Per i giudici della Corte costituzionale il commissariamento della sanità in Calabria è «parzialmente incostituzionale». 

«In situazioni particolarmente critiche come quella dell’ultradecennale commissariamento della sanità della regione Calabria, lo Stato non può limitarsi a un “mero avvicendamento del vertice, senza considerare l’inefficienza dell’intera struttura sulla quale tale vertice è chiamato a operare in nome dello Stato”», è scritto nella sentenza, redatta dal giudice Luca Antonini, che ha ritenuto illegittimo il decreto di novembre 2020 (convertito in legge un mese dopo) con cui il governo aveva disposto misure urgenti per il rilancio del servizio sanitario regionale.

«È quindi incostituzionale non avere previsto che al prevalente fabbisogno della struttura di supporto del commissario ad acta debba provvedere “direttamente lo Stato” con personale esterno. È altresì incostituzionale avere imposto alla Regione di mettere a disposizione un contingente “minimo” anziché “massimo” di 25 unità di personale regionale», riporta il comunicato di Palazzo della Consulta.

Secondo la Corte, occorre un intervento che comporti una prevalente sostituzione della struttura inefficiente con personale esterno altamente qualificato e fornito direttamente dallo Stato, in modo da evitare anche ogni possibile condizionamento ambientale.

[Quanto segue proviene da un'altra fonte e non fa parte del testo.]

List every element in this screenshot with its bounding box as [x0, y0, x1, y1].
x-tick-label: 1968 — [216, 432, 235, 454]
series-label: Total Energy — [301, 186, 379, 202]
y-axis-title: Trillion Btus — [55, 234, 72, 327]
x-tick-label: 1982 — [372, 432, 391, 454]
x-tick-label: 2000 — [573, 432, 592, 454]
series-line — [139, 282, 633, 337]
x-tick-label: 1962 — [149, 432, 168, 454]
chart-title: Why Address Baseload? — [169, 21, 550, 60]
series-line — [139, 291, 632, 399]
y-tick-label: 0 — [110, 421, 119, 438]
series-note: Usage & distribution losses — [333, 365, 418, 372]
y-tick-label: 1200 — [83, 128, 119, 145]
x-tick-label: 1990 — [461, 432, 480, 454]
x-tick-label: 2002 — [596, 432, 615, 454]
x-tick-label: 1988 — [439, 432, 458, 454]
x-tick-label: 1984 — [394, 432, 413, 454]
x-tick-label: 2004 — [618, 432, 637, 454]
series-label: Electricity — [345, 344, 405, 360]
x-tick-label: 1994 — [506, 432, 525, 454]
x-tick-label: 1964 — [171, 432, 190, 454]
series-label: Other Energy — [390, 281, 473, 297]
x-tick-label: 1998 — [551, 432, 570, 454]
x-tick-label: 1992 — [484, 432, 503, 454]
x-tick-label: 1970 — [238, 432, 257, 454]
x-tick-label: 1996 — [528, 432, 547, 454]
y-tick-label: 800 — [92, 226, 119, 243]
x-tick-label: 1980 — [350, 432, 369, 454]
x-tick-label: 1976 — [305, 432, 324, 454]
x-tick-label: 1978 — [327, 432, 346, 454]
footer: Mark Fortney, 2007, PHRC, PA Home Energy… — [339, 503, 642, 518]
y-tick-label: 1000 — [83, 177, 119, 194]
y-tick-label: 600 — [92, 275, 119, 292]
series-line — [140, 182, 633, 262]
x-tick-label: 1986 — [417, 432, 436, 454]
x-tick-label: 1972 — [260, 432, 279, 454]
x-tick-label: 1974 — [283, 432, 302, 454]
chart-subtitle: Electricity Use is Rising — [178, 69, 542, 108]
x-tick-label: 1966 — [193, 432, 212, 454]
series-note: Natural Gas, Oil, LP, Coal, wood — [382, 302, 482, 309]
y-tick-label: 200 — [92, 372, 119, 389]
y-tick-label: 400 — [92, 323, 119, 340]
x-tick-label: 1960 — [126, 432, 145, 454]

Nella stessa pronuncia, la Corte ha dichiarato anche l’illegittimità dell’assegnazione del contributo triennale di solidarietà di 60 milioni di euro e, in alternativa al piano di rientro presentato dal Commissario per il periodo 2022-2023, l’approvazione di un nuovo piano di rientro presentato dalla Regione. Questo piano infatti assolve «la medesima funzione del programma operativo predisposto dal commissario ad acta e pertanto, qualora riconosciuto idoneo dal Consiglio dei ministri», dimostrerebbe la volontà della Regione di intraprendere un cammino per uscire dalla lunga situazione di stallo.